In 1915, the Aluminum Company of America purchased an unfinished aluminum smelting complex in central North Carolina from a failing French firm. Two years later, the company had completed the Badin Works plant and begun to produce aluminum. Power for the operation was supplied by a hydroelectric station the new owners built at a location on the nearby Yadkin River known as the Narrows. The impoundment was first referred to as the Narrows Reservoir, locally known as Badin Lake, after the company town established by the French investors. Because of the prevalence of unique French architecture, Badin, N.C., is today listed on the National Historic Register.

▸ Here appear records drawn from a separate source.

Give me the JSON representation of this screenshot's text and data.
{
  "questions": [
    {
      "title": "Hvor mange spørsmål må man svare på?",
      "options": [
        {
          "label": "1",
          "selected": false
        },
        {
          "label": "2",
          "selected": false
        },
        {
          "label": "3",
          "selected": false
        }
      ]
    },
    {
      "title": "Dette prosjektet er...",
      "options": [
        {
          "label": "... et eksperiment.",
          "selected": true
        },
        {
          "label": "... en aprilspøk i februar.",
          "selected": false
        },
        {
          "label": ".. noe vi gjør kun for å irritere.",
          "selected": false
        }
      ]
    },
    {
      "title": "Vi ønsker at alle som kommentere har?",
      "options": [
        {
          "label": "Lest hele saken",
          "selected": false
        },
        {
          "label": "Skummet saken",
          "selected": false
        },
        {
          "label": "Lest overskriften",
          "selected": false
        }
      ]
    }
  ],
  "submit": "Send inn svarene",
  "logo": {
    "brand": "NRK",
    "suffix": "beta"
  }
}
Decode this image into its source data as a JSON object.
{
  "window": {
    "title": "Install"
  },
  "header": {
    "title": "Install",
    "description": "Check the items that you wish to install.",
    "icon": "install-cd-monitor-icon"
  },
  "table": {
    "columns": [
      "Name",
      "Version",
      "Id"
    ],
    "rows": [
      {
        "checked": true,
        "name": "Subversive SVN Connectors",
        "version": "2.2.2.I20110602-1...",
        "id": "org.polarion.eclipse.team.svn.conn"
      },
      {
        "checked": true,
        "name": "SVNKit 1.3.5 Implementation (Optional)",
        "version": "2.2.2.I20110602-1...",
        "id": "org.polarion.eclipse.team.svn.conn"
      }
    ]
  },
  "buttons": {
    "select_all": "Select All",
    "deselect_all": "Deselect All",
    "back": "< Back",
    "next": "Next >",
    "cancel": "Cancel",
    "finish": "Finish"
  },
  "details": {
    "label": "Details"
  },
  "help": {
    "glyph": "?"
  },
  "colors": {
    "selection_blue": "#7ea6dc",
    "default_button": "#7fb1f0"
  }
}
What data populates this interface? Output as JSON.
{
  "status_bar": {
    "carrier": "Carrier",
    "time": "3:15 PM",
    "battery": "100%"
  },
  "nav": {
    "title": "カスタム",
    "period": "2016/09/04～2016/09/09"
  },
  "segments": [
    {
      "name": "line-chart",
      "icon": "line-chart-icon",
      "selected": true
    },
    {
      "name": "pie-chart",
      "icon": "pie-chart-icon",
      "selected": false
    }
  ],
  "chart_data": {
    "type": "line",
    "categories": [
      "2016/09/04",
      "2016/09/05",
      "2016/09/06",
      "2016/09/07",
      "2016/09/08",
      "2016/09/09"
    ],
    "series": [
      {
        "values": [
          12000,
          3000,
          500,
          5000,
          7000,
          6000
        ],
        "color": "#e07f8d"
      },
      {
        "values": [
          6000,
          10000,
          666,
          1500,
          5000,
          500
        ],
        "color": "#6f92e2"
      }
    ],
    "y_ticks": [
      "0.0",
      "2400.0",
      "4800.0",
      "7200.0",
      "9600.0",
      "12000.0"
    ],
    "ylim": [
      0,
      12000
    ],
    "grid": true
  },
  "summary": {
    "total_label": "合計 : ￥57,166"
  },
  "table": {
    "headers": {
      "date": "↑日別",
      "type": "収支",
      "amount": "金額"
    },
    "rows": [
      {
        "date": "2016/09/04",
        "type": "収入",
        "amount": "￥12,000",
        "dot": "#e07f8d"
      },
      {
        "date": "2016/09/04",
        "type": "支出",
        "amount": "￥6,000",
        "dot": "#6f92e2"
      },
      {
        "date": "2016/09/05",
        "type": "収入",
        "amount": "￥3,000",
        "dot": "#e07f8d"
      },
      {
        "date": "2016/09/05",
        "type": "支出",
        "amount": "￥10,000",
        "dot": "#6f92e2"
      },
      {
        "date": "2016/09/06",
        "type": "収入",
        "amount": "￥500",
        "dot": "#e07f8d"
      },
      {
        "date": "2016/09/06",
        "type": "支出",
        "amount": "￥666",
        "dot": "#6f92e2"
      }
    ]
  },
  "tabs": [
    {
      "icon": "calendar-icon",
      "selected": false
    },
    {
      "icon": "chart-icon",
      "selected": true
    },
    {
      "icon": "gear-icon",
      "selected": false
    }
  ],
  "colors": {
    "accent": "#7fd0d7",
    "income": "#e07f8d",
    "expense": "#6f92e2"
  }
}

Production at Badin Works increased steadily as demand for aluminum grew. To meet the growing power needs of the operation, the company added a second dam on the Yadkin River in 1919 at a natural drop in the river known as the Falls.

The Falls dam and 204-acre reservoir were followed by the construction of the High Rock hydroelectric station in 1927. The 15,000-acre reservoir was the largest on the Yadkin at the time, and is the most upstream of all the hydroelectric complexes on the Yadkin – Pee Dee River system. A few years later, the Aluminum Company of America assumed the popular name Alcoa.

The last of the four hydroelectric stations built to serve the Badin Works plant was constructed in 1962. The dam and the 2,500-acre reservoir is known as the Tuckertown.

In February 2017, Cube Carolinas acquired the four hydroelectric stations, known as the Yadkin Project, from Alcoa.